The system lets staff contact customers by SMS and email to remind them of upgrades and ancillary offers. “It gives the retailer peace of mind that nothing has been left out,” says Humphrey.
As well, the system puts any subscribing dealer principle at the coalface. It incorporates a wall board, as displayed on Humphrey’s flatscreens, that records, rates and updates activity across an entire retail estate, sale-by-sale.
A cut-down version is available in stores with league tables of staff performances across the chain. It inspires competition, reckons Humphrey.
The Sellfone system works with all the network operators and has been rolled out to around 500 independent dealer outlets, including most of the major chains: JAG, Get Connected, Intek, Digital Phone Company. All subscribers are obliged to utilise Shebang for stock lines.

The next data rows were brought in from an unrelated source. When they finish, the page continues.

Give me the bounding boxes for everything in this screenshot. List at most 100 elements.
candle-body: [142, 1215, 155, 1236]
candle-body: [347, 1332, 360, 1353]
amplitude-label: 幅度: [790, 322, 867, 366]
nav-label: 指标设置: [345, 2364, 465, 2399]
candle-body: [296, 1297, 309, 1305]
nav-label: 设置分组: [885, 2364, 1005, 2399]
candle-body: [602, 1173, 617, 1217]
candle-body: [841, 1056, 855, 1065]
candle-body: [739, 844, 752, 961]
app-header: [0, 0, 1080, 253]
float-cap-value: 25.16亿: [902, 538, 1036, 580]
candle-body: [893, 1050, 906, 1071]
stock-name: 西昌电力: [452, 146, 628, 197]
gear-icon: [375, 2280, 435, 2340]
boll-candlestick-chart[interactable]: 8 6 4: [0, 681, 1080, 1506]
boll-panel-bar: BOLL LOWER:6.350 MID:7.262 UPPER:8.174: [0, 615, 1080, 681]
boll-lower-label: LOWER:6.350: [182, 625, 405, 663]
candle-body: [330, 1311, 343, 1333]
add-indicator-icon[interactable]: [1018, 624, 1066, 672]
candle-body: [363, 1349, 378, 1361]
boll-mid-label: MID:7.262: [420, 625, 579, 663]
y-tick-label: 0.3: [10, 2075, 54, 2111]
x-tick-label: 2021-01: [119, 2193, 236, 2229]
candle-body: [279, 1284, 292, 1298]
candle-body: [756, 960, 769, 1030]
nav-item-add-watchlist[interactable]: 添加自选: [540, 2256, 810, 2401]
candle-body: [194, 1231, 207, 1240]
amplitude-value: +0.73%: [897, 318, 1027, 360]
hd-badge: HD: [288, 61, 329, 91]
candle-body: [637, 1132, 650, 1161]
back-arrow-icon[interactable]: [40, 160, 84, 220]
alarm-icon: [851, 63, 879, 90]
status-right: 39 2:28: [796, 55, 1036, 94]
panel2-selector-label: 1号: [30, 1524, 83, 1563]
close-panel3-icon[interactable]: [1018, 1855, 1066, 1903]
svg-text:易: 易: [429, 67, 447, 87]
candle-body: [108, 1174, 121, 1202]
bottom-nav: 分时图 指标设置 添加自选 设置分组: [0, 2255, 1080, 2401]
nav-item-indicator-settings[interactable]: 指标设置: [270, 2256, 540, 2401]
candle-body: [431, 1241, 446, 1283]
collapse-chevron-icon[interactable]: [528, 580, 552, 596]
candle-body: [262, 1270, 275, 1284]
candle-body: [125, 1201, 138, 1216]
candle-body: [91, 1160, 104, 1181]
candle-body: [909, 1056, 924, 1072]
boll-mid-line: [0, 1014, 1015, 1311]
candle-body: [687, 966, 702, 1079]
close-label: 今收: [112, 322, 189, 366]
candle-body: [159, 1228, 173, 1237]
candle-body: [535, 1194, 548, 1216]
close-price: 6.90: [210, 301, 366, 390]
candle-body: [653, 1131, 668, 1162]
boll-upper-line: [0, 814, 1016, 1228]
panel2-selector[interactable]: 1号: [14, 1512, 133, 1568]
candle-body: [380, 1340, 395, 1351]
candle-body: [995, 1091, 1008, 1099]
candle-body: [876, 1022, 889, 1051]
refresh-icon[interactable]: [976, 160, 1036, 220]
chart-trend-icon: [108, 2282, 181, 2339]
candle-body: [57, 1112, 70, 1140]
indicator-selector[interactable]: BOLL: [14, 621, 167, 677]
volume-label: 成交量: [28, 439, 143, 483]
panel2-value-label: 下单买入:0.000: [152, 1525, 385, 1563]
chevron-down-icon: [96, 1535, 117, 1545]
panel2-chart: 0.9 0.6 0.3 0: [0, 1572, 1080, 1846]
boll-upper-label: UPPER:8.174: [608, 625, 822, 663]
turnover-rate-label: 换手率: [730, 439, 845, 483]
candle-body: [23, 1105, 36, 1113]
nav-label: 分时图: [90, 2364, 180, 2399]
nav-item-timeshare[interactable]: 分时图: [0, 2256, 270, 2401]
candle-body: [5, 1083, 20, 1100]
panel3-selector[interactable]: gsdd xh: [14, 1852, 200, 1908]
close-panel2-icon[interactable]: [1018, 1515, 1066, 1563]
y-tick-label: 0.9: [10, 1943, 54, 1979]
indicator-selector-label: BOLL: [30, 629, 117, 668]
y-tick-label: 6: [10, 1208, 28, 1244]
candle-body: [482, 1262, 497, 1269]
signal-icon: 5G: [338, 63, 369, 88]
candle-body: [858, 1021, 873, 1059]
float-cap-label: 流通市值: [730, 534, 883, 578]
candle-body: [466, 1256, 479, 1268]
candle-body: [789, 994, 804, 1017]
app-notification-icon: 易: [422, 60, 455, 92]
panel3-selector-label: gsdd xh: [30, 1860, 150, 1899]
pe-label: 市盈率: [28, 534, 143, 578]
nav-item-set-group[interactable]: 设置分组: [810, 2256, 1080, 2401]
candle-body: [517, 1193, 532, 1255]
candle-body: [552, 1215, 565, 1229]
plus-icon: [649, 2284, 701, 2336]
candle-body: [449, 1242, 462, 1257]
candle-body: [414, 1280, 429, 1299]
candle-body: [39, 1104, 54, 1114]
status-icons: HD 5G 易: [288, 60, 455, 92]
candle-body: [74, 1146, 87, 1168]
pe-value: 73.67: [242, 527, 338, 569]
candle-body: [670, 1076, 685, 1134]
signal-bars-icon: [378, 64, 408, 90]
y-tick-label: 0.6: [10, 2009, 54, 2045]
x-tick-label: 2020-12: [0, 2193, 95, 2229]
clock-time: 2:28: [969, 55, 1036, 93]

It is sensible to ask why, if it is so good, doesn’t Orange, which knows it best, take on the software system for its retail stores?
“Well, it would be a very, very big decision for a business of its size, which operates as it does, to do such a thing. This industry moves so quickly, and my system is probably running at only 60 per cent of what it could. We are constantly improving it. But could it, should it, would it? I believe anyone who takes our system and uses it fully will increase sales by 30 per cent.”
Could Carphone Warehouse, say, increase sales by 30 per cent? “Yes, I think everyone could. And I have yet to be proven otherwise. All our existing customers have seen such an upsurge. They’ll never be entirely happy with any system of course because they always want more, but I believe they recognise we deliver better than any other system in the UK.”